この「自分は被害者なのに加害者のアイツは裁かれない。やられ損。そんなのズルい。殴ってきた相手が悪いのに!!」という感覚は、障がい分野特有の感覚だろうと思う。

利用者から粗暴を受けた時、基本的に取れる手段は耐えるか、かわすの二択になる事が殆どだと思う。

それらが叶わず粗暴に対面した時、その後の対応についても、報われない気持ちでモヤモヤする。

そのモヤモヤを発散させようとこちらも力で反撃すれば虐待となる。また嘲笑からの軽蔑や蔑んだ行為などをすれば、これもまた虐待となる。

怪我をしてしまう仕事は他でもあるが、この仕事は正当防衛が成立しない。何かあったら、職員側に責任と問題が問われ、利用者がそれを問われる事はない(問われても能力が無い為、何も解決しない。
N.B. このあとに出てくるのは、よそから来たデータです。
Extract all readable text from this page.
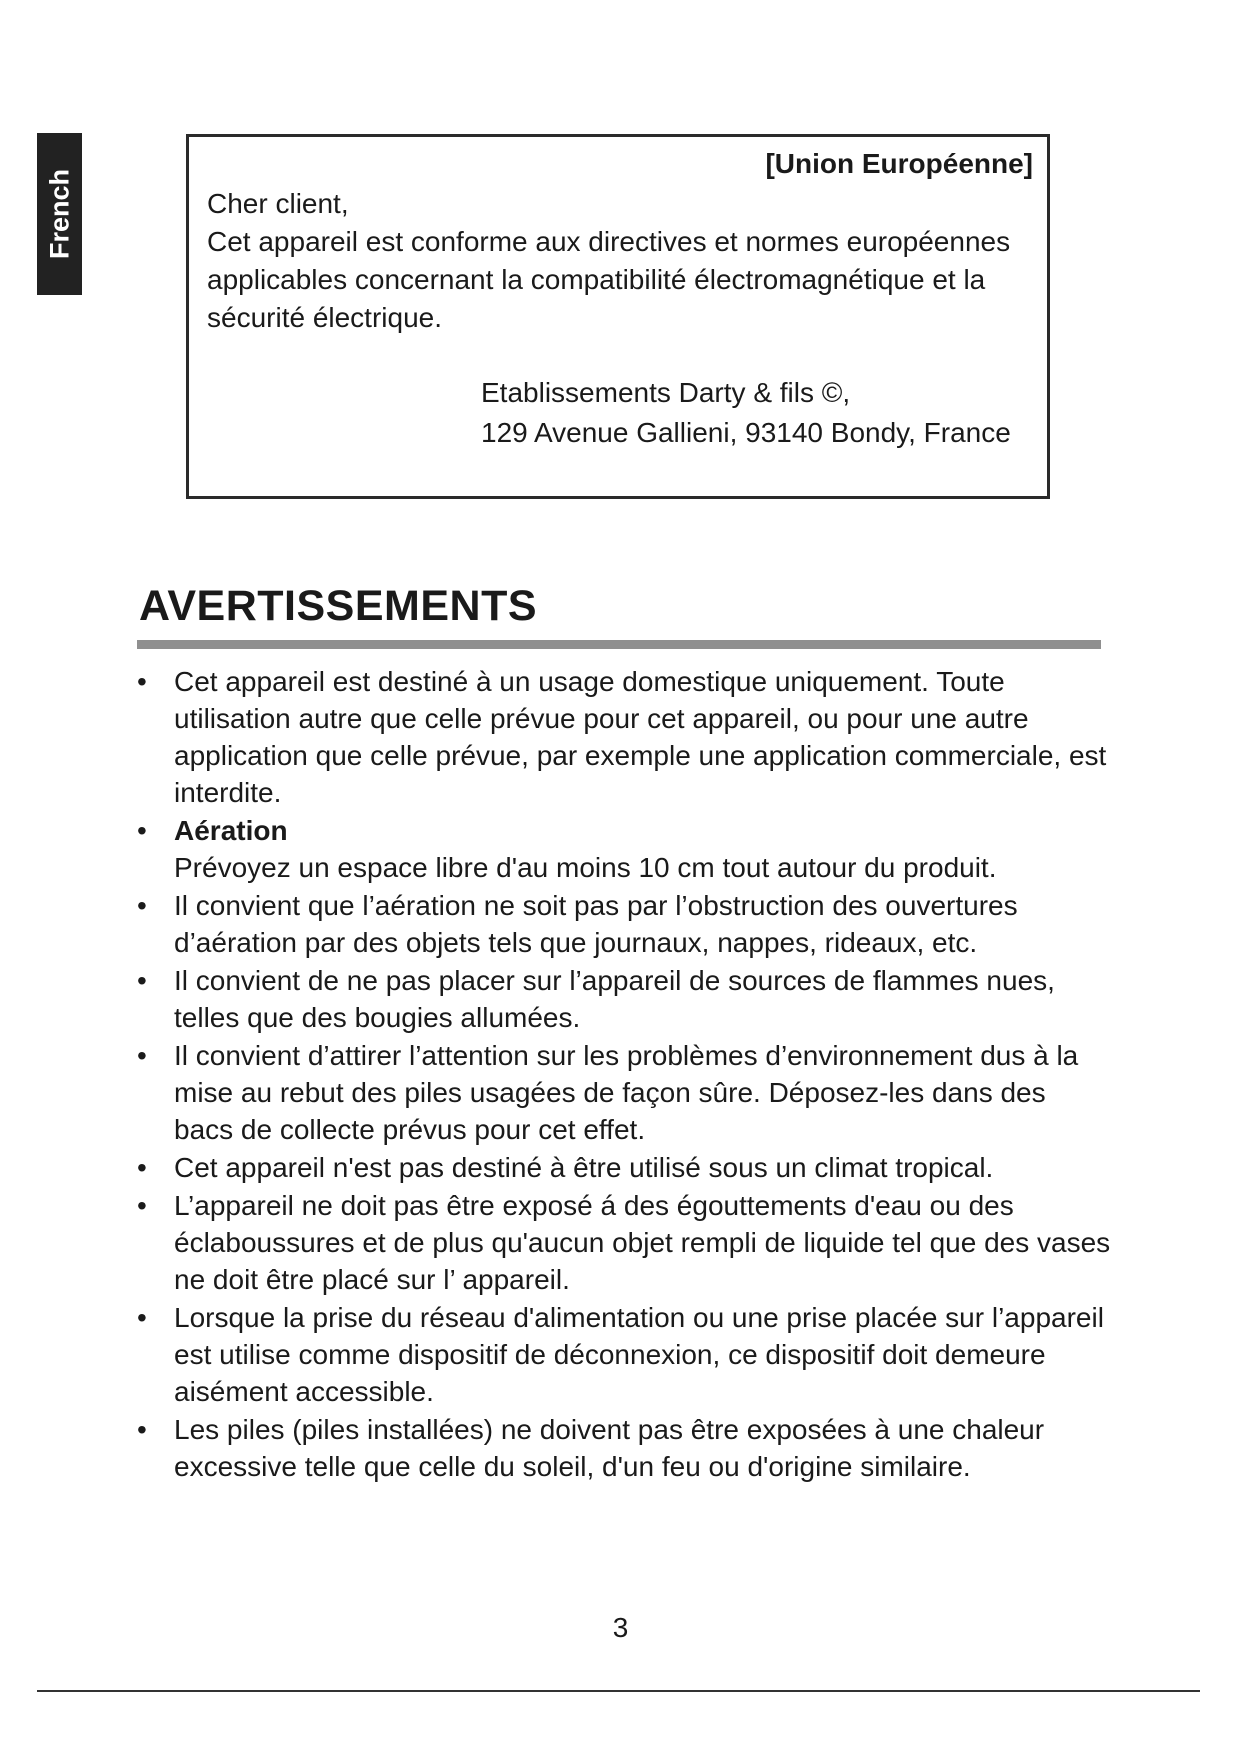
French

[Union Européenne]

Cher client,

Cet appareil est conforme aux directives et normes européennes applicables concernant la compatibilité électromagnétique et la sécurité électrique.

Etablissements Darty & fils ©,

129 Avenue Gallieni, 93140 Bondy, France

AVERTISSEMENTS
• Cet appareil est destiné à un usage domestique uniquement. Toute utilisation autre que celle prévue pour cet appareil, ou pour une autre application que celle prévue, par exemple une application commerciale, est interdite.
• Aération
Prévoyez un espace libre d'au moins 10 cm tout autour du produit.
• Il convient que l’aération ne soit pas par l’obstruction des ouvertures d’aération par des objets tels que journaux, nappes, rideaux, etc.
• Il convient de ne pas placer sur l’appareil de sources de flammes nues, telles que des bougies allumées.
• Il convient d’attirer l’attention sur les problèmes d’environnement dus à la mise au rebut des piles usagées de façon sûre. Déposez-les dans des bacs de collecte prévus pour cet effet.
• Cet appareil n'est pas destiné à être utilisé sous un climat tropical.
• L’appareil ne doit pas être exposé á des égouttements d'eau ou des éclaboussures et de plus qu'aucun objet rempli de liquide tel que des vases ne doit être placé sur l’ appareil.
• Lorsque la prise du réseau d'alimentation ou une prise placée sur l’appareil est utilise comme dispositif de déconnexion, ce dispositif doit demeure aisément accessible.
• Les piles (piles installées) ne doivent pas être exposées à une chaleur excessive telle que celle du soleil, d'un feu ou d'origine similaire.
3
)

しかも、防衛の為にマンパワーを行使し、加減をあやまり利用者が怪我すれば、悪いのはこちらになる。

怪我までいかなくても、過剰防衛にとられてしまう事もある。当然労いの言葉などは殆どない。

言い方悪いが、殴られ放題。汚され放題。反撃はおろか、公平平等すらも望むのは難しい。

その為、支援員の消化されないヘイトは行き場を失い、肥大化し徐々に憎しみに変わる。そしてそれが虐待の芽に変わっていく。そういう可能性は大いにあると思うのだ。

まとめ

長くなった為、一度まとめさせていただきます。

重度障がい者支援施設では…

①粗暴&汚物対応が日常的にある為、職員にヘイトがたまりやすい。

②業務内容が、まぁまぁキツい為、離職者が多く、入職者が少なく、なかなかまともな戦力が育たない。在職者は余裕のない業務になってしまう場合が多い。

③利用者に刑事責任を問えない為、職員は怪我をしても、理不尽な事をされても、その訴えが通る事はほぼ無い為、更にヘイトが溜まり、消化されないヘイトが虐待の芽として育ってしまう。

以上である。次回は虐待の目が花開く時。について推測を交えてではあるが、考えていきたいと思う。

コメント

  1. チッタ より:

    何て言うか、どんな心持ちで向き合うのが正しい?正解?良い?職業なのだろうと思った。
    仮に「自分は暴行を受けようが構いません。汚物処理もなんのその。みんな可愛い大好き。」という仏の様なマッチョがいたとして。
    だけど、粗暴行為が他の利用者や施設外の人間に向いてしまった場合は止めなきゃいけない。
    マッチョなら、その利用者を怪我させずに止められるかも知れない。
    だけど、その相手まで逆上してしまったら?
    興奮したふたりの人間を怪我させずに止めるのはマッチョでも難しいと思う。
    そんな仏マッチョでも難しい事例が日常な仕事。
    況してや、ほとんどの人間はそんな仏マッチョではない。
    仏マッチョでも難しい仕事を人員不足、責任、ヘイトが溜まり易い環境(システム)の中で挑むには、どんな心持ちが必要なのだろう?
    「じゃあ、そんな仕事選ばなきゃ良い。」って声もあるかと思う。
    だけど、今の社会では必要な仕事だと思う。
    いい加減、蓋を外して、本腰で考えなきゃいかん問題だと思う。

    • shimoken より:

      ね。とても難しい問題だよね。
      力があっても力を使ったら虐待。技術があっても2人同時には止められない。
      有効な対応策ってほぼないんじゃないかな??と思わざるを得ない。
      でも絶対に必要な仕事だとは思う。
      極端な話、「じゃあそんな仕事やらなきゃいい」で誰もやらなかったら。
      施設が運営できなくなる。そんな場所ばかりになったら、家庭で見るしか手段がなくなる。
      となると、見切れなかったら強行を持つ人が、自由に外を闊歩してしまう可能性もある。
      となると、本人にも一般の方にも怪我の可能性がある。

      考えても有効策はないから、報酬を高く設定して人を沢山投入して対応するしかないと個人的には思うんだよね。